The Burmese python tried to swallow its fearsome rival whole but then exploded. The python’s remains were found with the victim’s tail protruding from its burst midsection.

The photo shows the gruesome aftermath. The alligator, in a testament old-fashioned American determination, refused to give up merely because he had been eaten alive– spending his final moments making sure he took the Asian invader with him. The park ranger says that he is aware of four similar encounters– all either won by the gator or like this one, a mortal draw. USA! USA! USA!

This is hardly the first time that a dismembered snake has been used to represent North American nationalism. Benjamin Franklin’s well known political cartoon at the left advocated colonial solidarity. The sentiment draw upon the old myth that a chopped up snake, if left in a bag overnight, would magically reassemble. Kind of like the myth I currently subscribe to about chopped up hookers.
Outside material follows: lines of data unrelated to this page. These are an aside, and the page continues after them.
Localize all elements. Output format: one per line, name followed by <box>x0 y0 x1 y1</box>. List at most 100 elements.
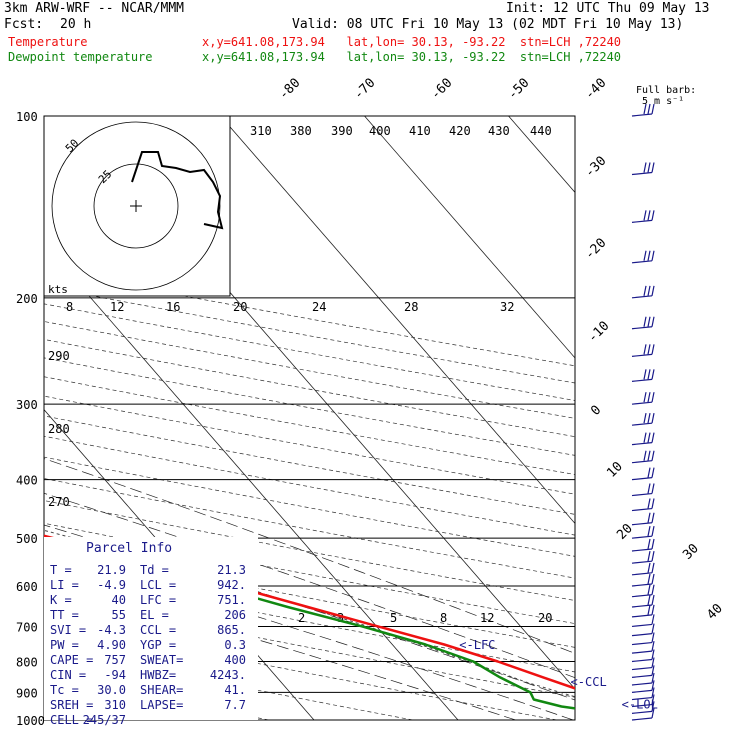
wind-barb <box>631 512 655 526</box>
wind-barb <box>631 413 655 426</box>
temperature-tick-label: -70 <box>351 76 378 103</box>
wind-barb-flag <box>643 316 647 327</box>
wind-barb <box>631 687 655 701</box>
wind-barb-staff <box>631 614 653 618</box>
parcel-value: 245/37 <box>83 713 126 727</box>
wind-barb-staff <box>631 696 653 701</box>
parcel-value: 30.0 <box>97 683 126 697</box>
theta-label: 390 <box>331 124 353 138</box>
parcel-key: CIN = <box>50 668 86 682</box>
isotherm-line <box>364 116 575 359</box>
temperature-tick-label: 0 <box>588 403 604 419</box>
wind-barb-flag <box>647 538 651 550</box>
wind-barb-flag <box>647 573 651 585</box>
wind-barb-flag <box>651 594 655 606</box>
pressure-label: 200 <box>16 292 38 306</box>
wind-barb-flag <box>651 467 655 478</box>
parcel-key: CCL = <box>140 623 176 637</box>
theta-label: 430 <box>488 124 510 138</box>
parcel-key: CELL = <box>50 713 93 727</box>
wind-barb-flag <box>651 649 655 660</box>
parcel-key: CAPE = <box>50 653 93 667</box>
wind-barbs: Full barb:5 m s⁻¹ <box>631 85 696 721</box>
parcel-value: 0.3 <box>224 638 246 652</box>
wind-barb-flag <box>651 707 655 719</box>
parcel-key: Tc = <box>50 683 79 697</box>
mixing-ratio-label: 32 <box>500 300 514 314</box>
wind-barb-flag <box>651 657 655 668</box>
wind-barb-flag <box>647 285 651 296</box>
wind-barb-flag <box>651 103 655 115</box>
wind-barb-flag <box>647 483 651 494</box>
wind-barb-staff <box>631 717 653 721</box>
parcel-value: 21.3 <box>217 563 246 577</box>
wind-barb-flag <box>651 512 655 523</box>
wind-barb-flag <box>651 432 655 443</box>
parcel-info-panel: Parcel Info T = 21.9 Td = 21.3 LI = -4.9 LCL = 9… <box>44 537 258 727</box>
temperature-tick-label: 40 <box>704 601 726 623</box>
wind-barb-staff <box>631 219 653 223</box>
wind-barb-flag <box>647 512 651 523</box>
wind-barb <box>631 665 655 678</box>
parcel-key: SWEAT= <box>140 653 183 667</box>
dry-adiabat-line <box>44 478 575 579</box>
dry-adiabat-label: 270 <box>48 495 70 509</box>
wind-barb-flag <box>651 538 655 550</box>
wind-barb <box>631 594 655 608</box>
parcel-panel-bg <box>44 537 258 720</box>
wind-barb-flag <box>651 573 655 585</box>
wind-barb <box>631 641 655 654</box>
wind-barb-flag <box>651 665 655 676</box>
temperature-tick-label: -20 <box>582 236 609 263</box>
theta-label: 380 <box>290 124 312 138</box>
dry-adiabat-label: 280 <box>48 422 70 436</box>
wind-barb-flag <box>647 526 651 537</box>
wind-barb-staff <box>631 633 653 637</box>
wind-barb-staff <box>631 641 653 646</box>
wind-barb-flag <box>651 392 655 403</box>
wind-barb-staff <box>631 492 653 497</box>
valid-time: Valid: 08 UTC Fri 10 May 13 (02 MDT Fri … <box>292 17 684 32</box>
wind-barb-staff <box>631 522 653 526</box>
wind-barb-staff <box>631 674 653 678</box>
dry-adiabat-line <box>44 286 575 384</box>
parcel-title: Parcel Info <box>86 541 172 556</box>
parcel-path <box>44 529 575 698</box>
wind-barb-flag <box>643 344 647 355</box>
wind-barb <box>631 250 655 264</box>
parcel-key: YGP = <box>140 638 176 652</box>
wind-barb <box>631 672 655 686</box>
parcel-value: 4.90 <box>97 638 126 652</box>
wind-barb <box>631 573 655 587</box>
pressure-label: 800 <box>16 655 38 669</box>
mixing-ratio-label: 12 <box>110 300 124 314</box>
wind-barb <box>631 632 655 646</box>
wind-barb <box>631 103 655 117</box>
mixing-ratio-label: 28 <box>404 300 418 314</box>
level-marker: <-LOL <box>622 697 658 711</box>
pressure-label: 1000 <box>16 714 45 728</box>
wind-barb-staff <box>631 401 653 405</box>
pressure-label: 900 <box>16 686 38 700</box>
wind-barb-staff <box>631 703 653 708</box>
wind-barb-flag <box>643 285 647 296</box>
parcel-value: 4243. <box>210 668 246 682</box>
wind-barb-staff <box>631 689 653 693</box>
wind-barb-flag <box>643 369 647 380</box>
wind-barb-staff <box>631 442 653 446</box>
wind-barb-flag <box>647 316 651 327</box>
level-marker: <-CCL <box>571 675 607 689</box>
theta-label: 440 <box>530 124 552 138</box>
temperature-legend-name: Temperature <box>8 35 88 49</box>
theta-label: 410 <box>409 124 431 138</box>
hodograph-ring-50 <box>51 121 221 291</box>
parcel-value: 757 <box>104 653 126 667</box>
level-markers: <-EL<-LFC<-CCL<-LOL <box>459 638 658 711</box>
wind-barb <box>631 210 655 223</box>
mixing-ratio-label: 20 <box>538 611 552 625</box>
wind-barb <box>631 483 655 497</box>
wind-barb-flag <box>643 432 647 443</box>
wind-barb <box>631 562 655 576</box>
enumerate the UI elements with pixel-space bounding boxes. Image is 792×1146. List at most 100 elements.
Kill Kill Kill: Bears Celebrate Women’s History Month

Sunday, March 16th, 2008

They can smell menstruation, you know.

The Death Of Merton Hanks – A Kill Kill Kill Post In Two Movements

Thursday, March 13th, 2008

You know, I found this one video where a group of tigers chase down an ostrich, and I quite enjoyed it.

But I felt it needed something more. Sure, I got the vicious ostrich gang tackle, but they cut out just as the feasting began! I need to see a tiger drag the ostrich away by its snapped little neck.
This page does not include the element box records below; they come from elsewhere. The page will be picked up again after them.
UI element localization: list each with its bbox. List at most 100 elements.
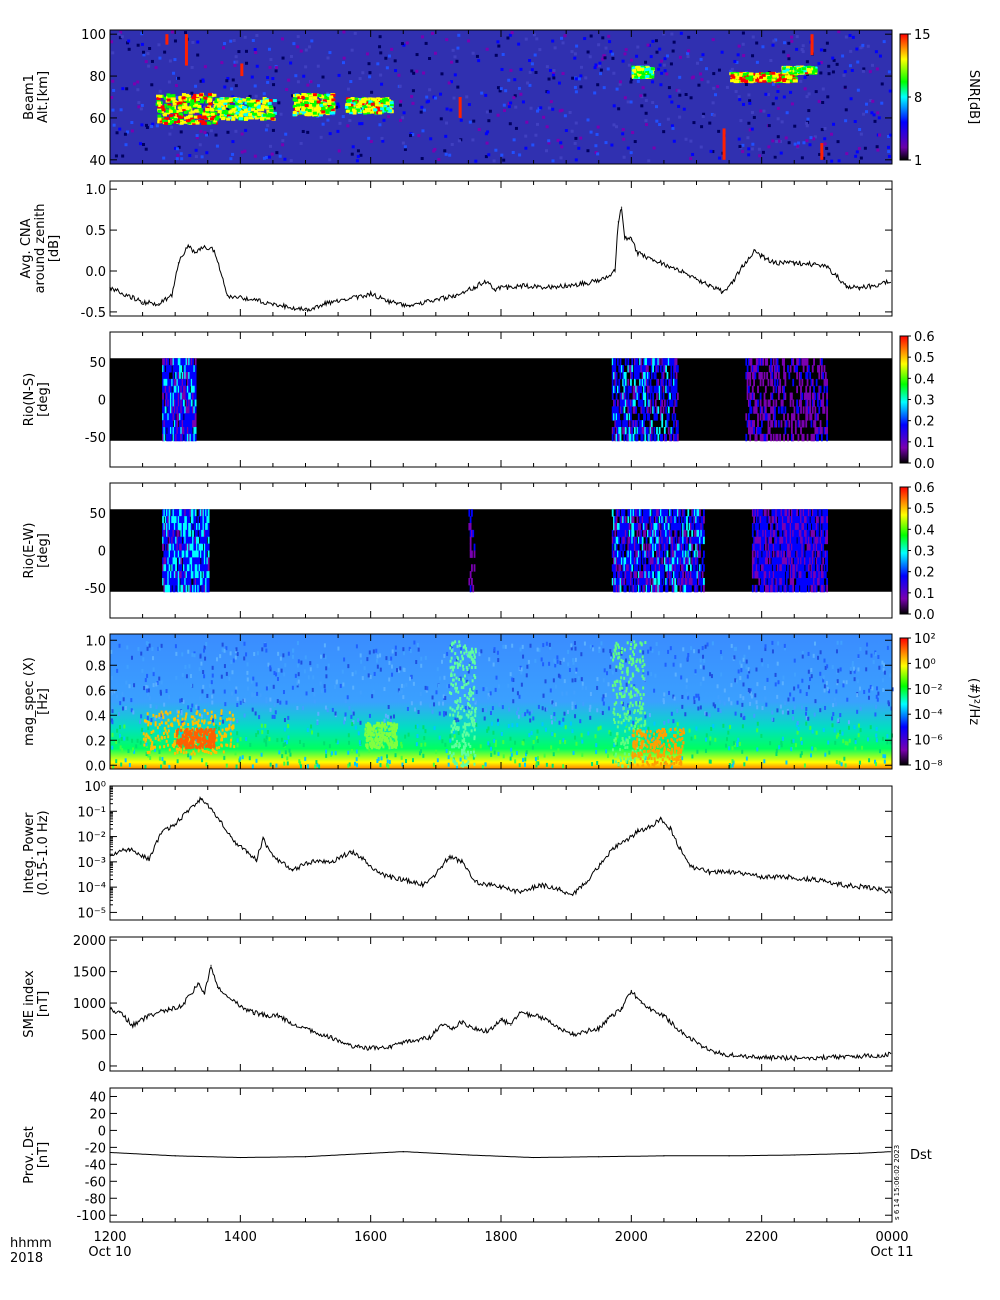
mag-spectrogram-cell (487, 695, 490, 700)
mag-spectrogram-cell (154, 723, 157, 727)
mag-spectrogram-cell (185, 742, 188, 746)
mag-spectrogram-cell (723, 688, 726, 693)
mag-spectrogram-cell (359, 653, 362, 658)
beam1-cell (421, 129, 425, 133)
mag-spectrogram-cell (627, 680, 630, 684)
mag-spectrogram-cell (236, 652, 239, 657)
beam1-cell (179, 152, 183, 156)
mag-spectrogram-cell (886, 734, 889, 739)
beam1-cell (181, 106, 186, 110)
mag-spectrogram-cell (306, 764, 309, 769)
beam1-cell (602, 54, 606, 58)
beam1-cell (533, 53, 537, 57)
mag-spectrogram-cell (625, 689, 628, 693)
mag-spectrogram-cell (409, 649, 412, 654)
beam1-cell (427, 99, 431, 103)
beam1-cell (217, 98, 222, 102)
beam1-cell (266, 109, 271, 113)
beam1-cell (821, 100, 825, 104)
beam1-cell (769, 59, 773, 63)
mag-spectrogram-cell (267, 662, 270, 667)
beam1-cell (174, 146, 178, 150)
mag-spectrogram-cell (143, 686, 146, 691)
mag-spectrogram-cell (202, 734, 205, 738)
mag-spectrogram-cell (335, 680, 338, 685)
mag-spectrogram-cell (236, 702, 239, 707)
mag-spectrogram-cell (189, 729, 192, 733)
mag-spectrogram-cell (712, 724, 715, 729)
mag-spectrogram-cell (663, 739, 666, 744)
beam1-cell (500, 67, 504, 71)
beam1-cell (848, 33, 852, 37)
beam1-cell (496, 86, 500, 90)
beam1-cell (766, 93, 770, 97)
beam1-cell (377, 108, 382, 112)
beam1-cell (223, 101, 228, 105)
mag-spectrogram-cell (252, 676, 255, 681)
mag-spectrogram-cell (422, 753, 425, 758)
mag-spectrogram-cell (487, 741, 490, 746)
mag-spectrogram-cell (196, 736, 199, 740)
beam1-cell (780, 120, 784, 124)
mag-spectrogram-cell (205, 642, 208, 647)
mag-spectrogram-cell (197, 719, 200, 723)
mag-spectrogram-cell (592, 647, 595, 652)
mag-spectrogram-cell (670, 759, 673, 764)
mag-spectrogram-cell (667, 719, 670, 724)
beam1-cell (790, 39, 794, 43)
beam1-cell (447, 81, 451, 85)
mag-spectrogram-cell (823, 688, 826, 693)
beam1-cell (670, 32, 674, 36)
beam1-cell (424, 41, 428, 45)
beam1-cell (679, 31, 683, 35)
mag-spectrogram-cell (562, 738, 565, 743)
mag-spectrogram-cell (328, 744, 331, 749)
beam1-cell (213, 119, 218, 123)
beam1-cell (670, 100, 674, 104)
beam1-cell (776, 106, 780, 110)
mag-spectrogram-cell (745, 756, 748, 761)
mag-spectrogram-cell (682, 647, 685, 652)
mag-spectrogram-cell (796, 721, 799, 726)
mag-spectrogram-cell (148, 736, 151, 740)
mag-spectrogram-cell (837, 718, 840, 723)
mag-spectrogram-cell (741, 749, 744, 754)
mag-spectrogram-cell (185, 750, 188, 754)
mag-spectrogram-cell (193, 732, 196, 736)
beam1-ytick-label: 100 (81, 28, 106, 43)
beam1-cell (785, 65, 790, 69)
mag-spectrogram-cell (551, 731, 554, 736)
mag-spectrogram-cell (807, 669, 810, 674)
mag-spectrogram-cell (702, 654, 705, 659)
mag-spectrogram-cell (842, 680, 845, 685)
mag-spectrogram-cell (151, 646, 154, 651)
mag-spectrogram-cell (176, 729, 179, 733)
mag-spectrogram-cell (801, 654, 804, 659)
mag-spectrogram-cell (365, 744, 368, 748)
beam1-cell (444, 134, 448, 138)
mag-spectrogram-cell (785, 760, 788, 765)
beam1-cell (649, 75, 654, 79)
mag-spectrogram-cell (180, 729, 183, 733)
mag-spectrogram-cell (110, 649, 113, 654)
beam1-cell (229, 157, 233, 161)
beam1-cell (787, 41, 791, 45)
mag-spectrogram-cell (782, 675, 785, 680)
beam1-cell (607, 34, 611, 38)
beam1-cell (501, 52, 505, 56)
mag-spectrogram-cell (413, 640, 416, 645)
beam1-cell (526, 81, 530, 85)
mag-spectrogram-cell (474, 700, 477, 705)
mag-spectrogram-cell (532, 739, 535, 744)
mag-spectrogram-cell (572, 658, 575, 663)
mag-spectrogram-cell (868, 688, 871, 693)
mag-spectrogram-cell (302, 743, 305, 748)
mag-spectrogram-cell (158, 749, 161, 754)
beam1-cell (439, 117, 443, 121)
beam1-cell (750, 110, 754, 114)
mag-spectrogram-cell (835, 689, 838, 694)
mag-spectrogram-cell (750, 694, 753, 699)
mag-spectrogram-cell (515, 750, 518, 755)
beam1-cell (738, 76, 743, 80)
mag-spectrogram-cell (351, 709, 354, 714)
Oh yeah, that’ll do. Just like the song goes, “Don’t whizz on the electric fence!”

Kill Kill Kill: Tony Romo Runs in Vain from the Paparazzi

Wednesday, March 5th, 2008

Two little mice, fell in a bucket of cream. The. First Mouse, quickly gave up, and drowned. The second mouse. Wouldn’t quit. He… struggled, so hard. That eventually, he churned. That cream into butter. And crawled out.

Gentlemen. As of this moment, I am dropping. That. Second mouse? Into. A tank of piranha.



Kill Kill Kill: Why Did the Gazelle Cross the River?

Thursday, February 28th, 2008

Oh no! That petite coed is trying to leave the frat party, but Jerramy Stevens and his friends are there!

This Guy’s a Chubby Chaser

Wednesday, February 27th, 2008

Okay, we’ve had enough of mourning death for one day. Back to celebrating it with this clip of a tiger trying to bag itself a cow. Stop nipping at its legs, tiger, that’s poor tackling form. If it were a horse, Roy Williams would have some useful advice for you.

Anyway, this must be what trying to rape Raven Simone is like.